South Korea, which has reportedly tested around 1 in 250 people, has also benefited from its previous experience with SARS, the respiratory illness that also emerged in China in the early 2000s, according to Preston.
That disease infected fewer than 8,500 people worldwide, and killed an estimated 774 people, according to the WHO.
"My feeling is that [South Korea] had better capacity for testing early on," he said. "And also they really, really triggered that tracing, you know, identification and contact tracing of those first cases very quickly."
With a large, well-funded, modern health-care system, and some of the world's best medical universities, the United States should have been in a good position to test quickly and widely.
That didn’t happen for a variety of reasons, experts say, including regulatory delays and mixed messages about the scope of the problem from the White House and elsewhere.
"Testing is the biggest problem that we're facing," said Peter Slavin, president of Massachusetts General Hospital in Boston.

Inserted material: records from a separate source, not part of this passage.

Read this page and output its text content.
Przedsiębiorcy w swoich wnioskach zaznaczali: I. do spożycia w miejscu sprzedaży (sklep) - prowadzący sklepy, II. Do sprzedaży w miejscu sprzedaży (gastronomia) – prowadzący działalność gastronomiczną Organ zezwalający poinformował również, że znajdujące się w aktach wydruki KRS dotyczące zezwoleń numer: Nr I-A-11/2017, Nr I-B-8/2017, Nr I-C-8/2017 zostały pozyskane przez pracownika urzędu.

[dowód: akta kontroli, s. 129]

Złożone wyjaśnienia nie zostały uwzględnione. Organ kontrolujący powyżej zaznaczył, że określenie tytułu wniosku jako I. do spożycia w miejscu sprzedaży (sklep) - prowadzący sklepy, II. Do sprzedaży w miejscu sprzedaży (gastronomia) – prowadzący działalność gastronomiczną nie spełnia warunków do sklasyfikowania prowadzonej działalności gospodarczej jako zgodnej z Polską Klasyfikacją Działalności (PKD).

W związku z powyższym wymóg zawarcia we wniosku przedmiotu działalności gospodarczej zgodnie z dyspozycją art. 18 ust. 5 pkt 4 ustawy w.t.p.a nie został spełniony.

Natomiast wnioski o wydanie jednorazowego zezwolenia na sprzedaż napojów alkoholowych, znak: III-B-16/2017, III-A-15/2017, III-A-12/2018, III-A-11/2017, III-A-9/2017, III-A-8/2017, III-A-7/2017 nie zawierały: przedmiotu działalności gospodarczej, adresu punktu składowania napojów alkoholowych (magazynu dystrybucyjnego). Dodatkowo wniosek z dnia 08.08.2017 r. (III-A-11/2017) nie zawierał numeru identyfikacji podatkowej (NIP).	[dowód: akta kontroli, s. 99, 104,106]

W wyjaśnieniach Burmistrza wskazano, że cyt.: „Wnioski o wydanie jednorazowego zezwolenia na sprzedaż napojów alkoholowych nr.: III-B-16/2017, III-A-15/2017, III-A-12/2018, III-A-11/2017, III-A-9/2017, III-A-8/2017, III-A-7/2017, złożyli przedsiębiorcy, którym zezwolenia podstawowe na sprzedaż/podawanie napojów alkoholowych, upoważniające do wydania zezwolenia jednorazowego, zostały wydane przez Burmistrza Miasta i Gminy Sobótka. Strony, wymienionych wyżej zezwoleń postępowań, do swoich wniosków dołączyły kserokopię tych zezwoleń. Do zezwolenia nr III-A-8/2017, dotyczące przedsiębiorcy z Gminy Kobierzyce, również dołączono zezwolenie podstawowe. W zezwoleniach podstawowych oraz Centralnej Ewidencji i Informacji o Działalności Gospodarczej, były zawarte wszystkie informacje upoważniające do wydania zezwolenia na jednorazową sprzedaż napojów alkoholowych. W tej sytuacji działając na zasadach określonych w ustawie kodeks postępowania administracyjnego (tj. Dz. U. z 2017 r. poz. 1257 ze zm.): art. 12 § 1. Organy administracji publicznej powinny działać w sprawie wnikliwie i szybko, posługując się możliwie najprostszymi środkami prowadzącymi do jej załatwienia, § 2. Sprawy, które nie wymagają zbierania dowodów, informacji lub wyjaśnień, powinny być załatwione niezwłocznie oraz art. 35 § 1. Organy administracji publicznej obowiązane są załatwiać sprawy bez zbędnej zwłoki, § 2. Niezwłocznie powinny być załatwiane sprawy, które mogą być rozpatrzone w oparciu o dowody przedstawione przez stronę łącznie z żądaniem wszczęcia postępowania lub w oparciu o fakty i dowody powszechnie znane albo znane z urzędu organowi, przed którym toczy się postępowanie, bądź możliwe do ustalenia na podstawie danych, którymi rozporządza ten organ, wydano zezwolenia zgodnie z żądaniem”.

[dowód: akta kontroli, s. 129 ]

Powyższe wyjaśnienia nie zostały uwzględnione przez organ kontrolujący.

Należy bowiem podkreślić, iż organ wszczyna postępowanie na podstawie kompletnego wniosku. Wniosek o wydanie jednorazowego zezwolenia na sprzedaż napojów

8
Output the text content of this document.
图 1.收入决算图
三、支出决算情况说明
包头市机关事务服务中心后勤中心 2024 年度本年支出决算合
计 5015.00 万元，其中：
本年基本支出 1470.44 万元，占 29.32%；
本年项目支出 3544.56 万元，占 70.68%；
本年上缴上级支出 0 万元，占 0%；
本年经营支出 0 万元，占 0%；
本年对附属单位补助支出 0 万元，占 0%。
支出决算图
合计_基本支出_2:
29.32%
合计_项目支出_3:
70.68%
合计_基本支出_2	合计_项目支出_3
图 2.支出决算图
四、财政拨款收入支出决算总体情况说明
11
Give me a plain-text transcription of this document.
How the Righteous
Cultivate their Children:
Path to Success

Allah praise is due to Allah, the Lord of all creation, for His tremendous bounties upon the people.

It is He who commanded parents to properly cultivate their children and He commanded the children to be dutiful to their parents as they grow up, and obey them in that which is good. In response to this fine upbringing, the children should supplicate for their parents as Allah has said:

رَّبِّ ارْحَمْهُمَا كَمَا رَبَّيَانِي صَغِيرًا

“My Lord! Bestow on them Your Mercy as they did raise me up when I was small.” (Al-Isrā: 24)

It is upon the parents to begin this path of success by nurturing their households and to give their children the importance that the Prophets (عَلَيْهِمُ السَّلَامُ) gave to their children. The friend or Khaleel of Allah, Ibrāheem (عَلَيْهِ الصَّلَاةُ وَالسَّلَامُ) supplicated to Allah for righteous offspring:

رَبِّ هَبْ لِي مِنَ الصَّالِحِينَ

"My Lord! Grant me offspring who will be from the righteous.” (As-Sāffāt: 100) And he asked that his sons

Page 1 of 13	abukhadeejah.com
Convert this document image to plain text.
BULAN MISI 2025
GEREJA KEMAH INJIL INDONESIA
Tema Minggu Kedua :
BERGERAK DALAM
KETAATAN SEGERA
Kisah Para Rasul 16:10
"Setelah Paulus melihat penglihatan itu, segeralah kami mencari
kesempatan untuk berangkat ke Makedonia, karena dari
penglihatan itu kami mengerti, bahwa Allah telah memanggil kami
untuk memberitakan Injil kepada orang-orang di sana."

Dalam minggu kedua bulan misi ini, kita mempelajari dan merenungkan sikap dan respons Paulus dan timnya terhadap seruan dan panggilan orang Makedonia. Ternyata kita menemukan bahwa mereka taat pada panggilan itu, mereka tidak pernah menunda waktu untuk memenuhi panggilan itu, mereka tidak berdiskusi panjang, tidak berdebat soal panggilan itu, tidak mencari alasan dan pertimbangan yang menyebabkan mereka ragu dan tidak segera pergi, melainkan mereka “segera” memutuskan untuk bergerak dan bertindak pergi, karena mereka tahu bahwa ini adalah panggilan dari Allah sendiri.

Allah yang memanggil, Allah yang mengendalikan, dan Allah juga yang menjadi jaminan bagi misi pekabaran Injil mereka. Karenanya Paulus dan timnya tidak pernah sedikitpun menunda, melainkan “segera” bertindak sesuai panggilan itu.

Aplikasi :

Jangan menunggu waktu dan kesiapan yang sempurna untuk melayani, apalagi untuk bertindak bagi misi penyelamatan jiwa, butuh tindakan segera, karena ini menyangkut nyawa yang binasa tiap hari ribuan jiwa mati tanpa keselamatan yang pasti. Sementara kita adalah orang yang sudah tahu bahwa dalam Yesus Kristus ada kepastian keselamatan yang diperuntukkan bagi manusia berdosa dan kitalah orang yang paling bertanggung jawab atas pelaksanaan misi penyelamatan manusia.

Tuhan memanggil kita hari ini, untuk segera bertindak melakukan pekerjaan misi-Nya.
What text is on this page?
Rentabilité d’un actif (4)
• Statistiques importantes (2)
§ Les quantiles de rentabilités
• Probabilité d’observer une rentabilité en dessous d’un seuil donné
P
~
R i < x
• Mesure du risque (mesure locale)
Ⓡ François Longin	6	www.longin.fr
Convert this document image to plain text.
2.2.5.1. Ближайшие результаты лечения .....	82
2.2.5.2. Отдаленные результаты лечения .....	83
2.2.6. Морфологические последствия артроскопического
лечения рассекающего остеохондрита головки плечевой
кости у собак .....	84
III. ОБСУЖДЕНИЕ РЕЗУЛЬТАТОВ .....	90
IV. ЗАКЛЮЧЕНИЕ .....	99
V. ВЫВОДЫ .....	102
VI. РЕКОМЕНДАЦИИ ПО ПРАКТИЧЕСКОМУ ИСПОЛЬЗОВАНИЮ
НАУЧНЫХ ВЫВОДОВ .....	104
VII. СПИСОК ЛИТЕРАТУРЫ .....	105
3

"The idea that you can suddenly go from having a capacity where you can run hundreds of tests today, which is kind of all you would need to do for most diseases during normal situations, to doing tens of thousands or even hundreds of thousands of tests a week. I mean, that's difficult," Preston told RFE/RL. That's "because these tests have to be performed properly, particularly if you're going be making crucial decisions on who's OK to continue working in the hospital based on these."
Several private companies around the world, meanwhile, are rushing to speed up the time it takes to get the actual lab result.
The U.S. company Abbott Laboratories last week won regulatory approval for a coronavirus testing system that can tell if someone is infected in as little as five minutes. The system is also small and portable.
Swiss pharmaceutical giant Roche also won U.S. approval last week for a test that provides results in three hours.
Faulty testing has also been a problem. Spain, Georgia, and Turkey are among the countries that obtained a coronavirus test from a Chinese company, but later discovered the tests were defective, having a high rate of error.
"There's huge questions arising as to what...level are we prepared to go to protect ourselves," Preston said. "So I think we need to rethink our global infrastructure for dealing with pandemics.
"We've been predicting this for so many years, but it's remained sort of a theoretical exercise to a large degree, and clearly not anymore," he said.